5. the method as described in claim 1, which is characterized in that form this on corresponding at least coating of the viewing area and match When to layer, at least one protrusion is also formed on the sealing distributed area, and the material of at least one protrusion is identical as the both alignment layers.

6. a kind of display panel, comprising:

One substrate, including a viewing area and the peripheral region being set to outside the viewing area, wherein the peripheral region includes a sealing point Cloth area；

One coating, on viewing area and the peripheral region of the substrate, wherein corresponding to the coating irradiation of the viewing area UV light, and at least part of the coating in the corresponding sealing distributed area does not irradiate the UV light；

One both alignment layers, on the coating of the corresponding viewing area；

At least one protrusion, is located on the peripheral region, and the material of at least one protrusion is identical as the both alignment layers；And

One sealing is positioned corresponding on the coating in the sealing distributed area.

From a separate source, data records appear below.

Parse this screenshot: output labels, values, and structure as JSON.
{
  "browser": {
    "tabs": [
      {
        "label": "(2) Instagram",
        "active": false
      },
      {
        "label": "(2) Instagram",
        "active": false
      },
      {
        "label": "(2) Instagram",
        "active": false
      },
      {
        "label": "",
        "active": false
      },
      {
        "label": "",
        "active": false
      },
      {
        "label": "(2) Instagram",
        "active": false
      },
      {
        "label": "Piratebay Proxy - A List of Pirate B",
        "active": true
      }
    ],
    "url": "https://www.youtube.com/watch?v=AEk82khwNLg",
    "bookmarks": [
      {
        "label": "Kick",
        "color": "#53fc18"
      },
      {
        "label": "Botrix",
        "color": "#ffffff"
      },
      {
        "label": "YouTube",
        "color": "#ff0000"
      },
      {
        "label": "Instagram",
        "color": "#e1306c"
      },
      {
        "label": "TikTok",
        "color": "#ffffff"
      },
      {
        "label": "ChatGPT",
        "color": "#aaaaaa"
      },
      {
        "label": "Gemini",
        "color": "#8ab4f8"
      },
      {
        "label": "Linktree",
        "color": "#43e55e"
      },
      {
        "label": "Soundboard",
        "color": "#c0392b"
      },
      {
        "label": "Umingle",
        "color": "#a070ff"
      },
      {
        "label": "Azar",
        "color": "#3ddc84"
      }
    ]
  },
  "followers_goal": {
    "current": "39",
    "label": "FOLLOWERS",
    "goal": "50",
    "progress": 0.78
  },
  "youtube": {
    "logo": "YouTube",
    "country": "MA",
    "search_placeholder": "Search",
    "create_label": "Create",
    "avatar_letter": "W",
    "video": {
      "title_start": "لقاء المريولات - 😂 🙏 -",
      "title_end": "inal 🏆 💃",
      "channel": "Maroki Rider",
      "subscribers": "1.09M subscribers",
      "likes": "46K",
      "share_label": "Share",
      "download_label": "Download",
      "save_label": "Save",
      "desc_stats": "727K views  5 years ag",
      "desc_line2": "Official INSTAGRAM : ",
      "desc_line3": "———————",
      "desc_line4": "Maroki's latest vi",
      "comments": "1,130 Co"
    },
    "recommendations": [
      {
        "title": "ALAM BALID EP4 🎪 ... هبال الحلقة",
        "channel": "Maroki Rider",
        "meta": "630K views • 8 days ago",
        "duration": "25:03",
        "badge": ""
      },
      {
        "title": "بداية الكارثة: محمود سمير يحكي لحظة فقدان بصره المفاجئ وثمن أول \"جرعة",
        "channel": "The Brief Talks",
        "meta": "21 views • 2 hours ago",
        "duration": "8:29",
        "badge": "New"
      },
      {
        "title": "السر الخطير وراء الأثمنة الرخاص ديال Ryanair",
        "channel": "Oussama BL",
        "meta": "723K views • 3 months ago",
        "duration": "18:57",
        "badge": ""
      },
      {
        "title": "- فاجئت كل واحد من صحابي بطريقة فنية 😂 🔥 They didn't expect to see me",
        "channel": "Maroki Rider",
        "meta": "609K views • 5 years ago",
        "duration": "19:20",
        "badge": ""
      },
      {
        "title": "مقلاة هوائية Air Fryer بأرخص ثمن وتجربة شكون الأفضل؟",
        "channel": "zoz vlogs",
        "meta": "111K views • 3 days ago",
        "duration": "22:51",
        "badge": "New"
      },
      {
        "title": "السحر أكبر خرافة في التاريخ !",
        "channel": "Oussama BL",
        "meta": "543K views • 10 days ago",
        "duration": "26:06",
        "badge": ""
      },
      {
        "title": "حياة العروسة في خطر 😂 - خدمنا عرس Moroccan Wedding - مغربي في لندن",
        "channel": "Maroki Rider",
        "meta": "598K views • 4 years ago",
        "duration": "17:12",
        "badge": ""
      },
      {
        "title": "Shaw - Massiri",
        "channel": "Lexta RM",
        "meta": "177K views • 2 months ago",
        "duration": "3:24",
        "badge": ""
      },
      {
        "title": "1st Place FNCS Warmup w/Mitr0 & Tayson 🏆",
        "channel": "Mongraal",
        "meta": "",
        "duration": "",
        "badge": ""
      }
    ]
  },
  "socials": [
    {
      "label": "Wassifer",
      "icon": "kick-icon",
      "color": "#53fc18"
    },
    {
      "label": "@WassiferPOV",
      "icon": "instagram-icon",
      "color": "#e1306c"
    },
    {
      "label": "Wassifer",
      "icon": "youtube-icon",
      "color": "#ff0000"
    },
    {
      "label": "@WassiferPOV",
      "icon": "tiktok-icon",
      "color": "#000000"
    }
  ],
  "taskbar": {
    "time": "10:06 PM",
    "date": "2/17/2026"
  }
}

7. display panel as claimed in claim 6, which is characterized in that at least one is convex for this of the sealing also covering part or whole It rises.

8. display panel as claimed in claim 6, which is characterized in that at least one protrusion is dotted or do not advise for one or more Cracked shape then, or combinations thereof.

9. a kind of display panel, comprising:

One substrate, including a viewing area and the peripheral region being set to outside the viewing area, wherein the peripheral region includes a sealing point Cloth area；

One coating, on viewing area and the peripheral region of the substrate, wherein corresponding to the coating irradiation of the viewing area UV light, and at least part of the coating in the corresponding sealing distributed area does not irradiate the UV light；

One both alignment layers on the coating of the corresponding viewing area, and are also located at the peripheral region other than the sealing distributed area On；And

One sealing is positioned corresponding on the sealing distributed area.

10. display panel as claimed in claim 9, which is characterized in that further include at least one protrusion, be located at the sealing distributed area On, the material of at least one protrusion is identical as the both alignment layers, and the sealing also covers at least one protrusion.